Колычев примиренно помолчал.
— Борис! Люди мои в Литве затеяли игру. Я в государево избрание на королевство не верю больше, и он не верит, оттого я, видно, и сижу здесь: это ведь наша со Щелкаловым затея. Нас ждёт война, а не Уния с Литвой. Коли так, нет цены тому, что сделал мой человек в посольстве Ельчанинова. Он воротится, его придушат в пытошном подвале, и всё прахом. Спаси его.

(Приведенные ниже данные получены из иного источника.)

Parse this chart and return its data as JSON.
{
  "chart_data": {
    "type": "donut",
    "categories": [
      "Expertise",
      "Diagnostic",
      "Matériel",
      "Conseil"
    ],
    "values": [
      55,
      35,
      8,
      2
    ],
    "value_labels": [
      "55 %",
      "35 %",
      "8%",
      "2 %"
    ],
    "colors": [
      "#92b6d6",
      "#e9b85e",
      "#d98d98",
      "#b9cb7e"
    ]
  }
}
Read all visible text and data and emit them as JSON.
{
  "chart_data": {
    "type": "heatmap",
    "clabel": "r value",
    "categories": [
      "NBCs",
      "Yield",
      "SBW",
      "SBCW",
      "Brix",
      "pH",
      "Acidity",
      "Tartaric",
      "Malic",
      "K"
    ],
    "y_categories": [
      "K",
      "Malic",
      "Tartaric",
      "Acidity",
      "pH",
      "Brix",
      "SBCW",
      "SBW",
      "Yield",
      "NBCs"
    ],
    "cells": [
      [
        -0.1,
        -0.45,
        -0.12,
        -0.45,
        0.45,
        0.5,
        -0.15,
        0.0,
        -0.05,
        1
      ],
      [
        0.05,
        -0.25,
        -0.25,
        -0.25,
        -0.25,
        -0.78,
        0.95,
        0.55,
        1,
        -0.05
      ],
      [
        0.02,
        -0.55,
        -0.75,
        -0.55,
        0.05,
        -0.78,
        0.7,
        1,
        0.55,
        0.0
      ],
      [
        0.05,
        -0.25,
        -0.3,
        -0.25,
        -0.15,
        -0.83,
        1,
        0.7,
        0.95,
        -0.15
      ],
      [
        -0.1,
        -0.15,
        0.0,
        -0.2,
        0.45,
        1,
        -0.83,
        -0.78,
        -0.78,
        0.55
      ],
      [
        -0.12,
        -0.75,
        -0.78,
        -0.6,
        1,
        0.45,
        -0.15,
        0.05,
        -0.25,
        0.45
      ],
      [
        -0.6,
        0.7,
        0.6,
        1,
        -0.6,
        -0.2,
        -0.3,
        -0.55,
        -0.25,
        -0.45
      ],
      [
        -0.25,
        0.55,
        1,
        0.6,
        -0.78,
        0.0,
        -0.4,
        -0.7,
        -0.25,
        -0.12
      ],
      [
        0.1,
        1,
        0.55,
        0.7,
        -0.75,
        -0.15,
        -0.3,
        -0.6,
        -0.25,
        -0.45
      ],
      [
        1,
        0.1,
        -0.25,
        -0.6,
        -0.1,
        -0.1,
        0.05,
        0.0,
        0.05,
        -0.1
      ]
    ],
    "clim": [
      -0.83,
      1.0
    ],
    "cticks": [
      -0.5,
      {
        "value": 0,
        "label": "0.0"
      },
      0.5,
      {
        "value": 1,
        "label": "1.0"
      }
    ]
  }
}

Борис не мог давать неисполнимых обещаний. Умной был обречён. Лгать человеку со смертным знаком на лице было опасно. Обманутые мёртвые, случается, достают живых.
— Коли смогу, то сделаю.
— Вот тебе перстень. Минет ненастье, понадобится тебе верный слуга. Твой человек пусть найдёт Неупокоя и этот перстень на его пальце эдак вот повернёт. А коли не боишься, дай бумаги, я напишу ему. Он умный, он поймёт, чего другие не поймут. Ещё у меня просьбишка к государю, коли уж он не хочет видеть меня.
— Об чём?
— О лёгкой смерти. Не на Поганой луже.
Втайне Василий Иванович мечтал о заточении в Кирилло-Белозерский монастырь, где умерли в опале его отец и брат.
— То в государевых руках. Я передам.
Борис поднялся. Василий Иванович поклонился ему большим поклоном, как благодарный челобитчик. Годунов унёс из камеры богатый поминок. А серебро и золото осталось у Умного — крест да угорский золотой. Может быть, он и впрямь блеснёт на его выступивших рёбрах — ярче топора.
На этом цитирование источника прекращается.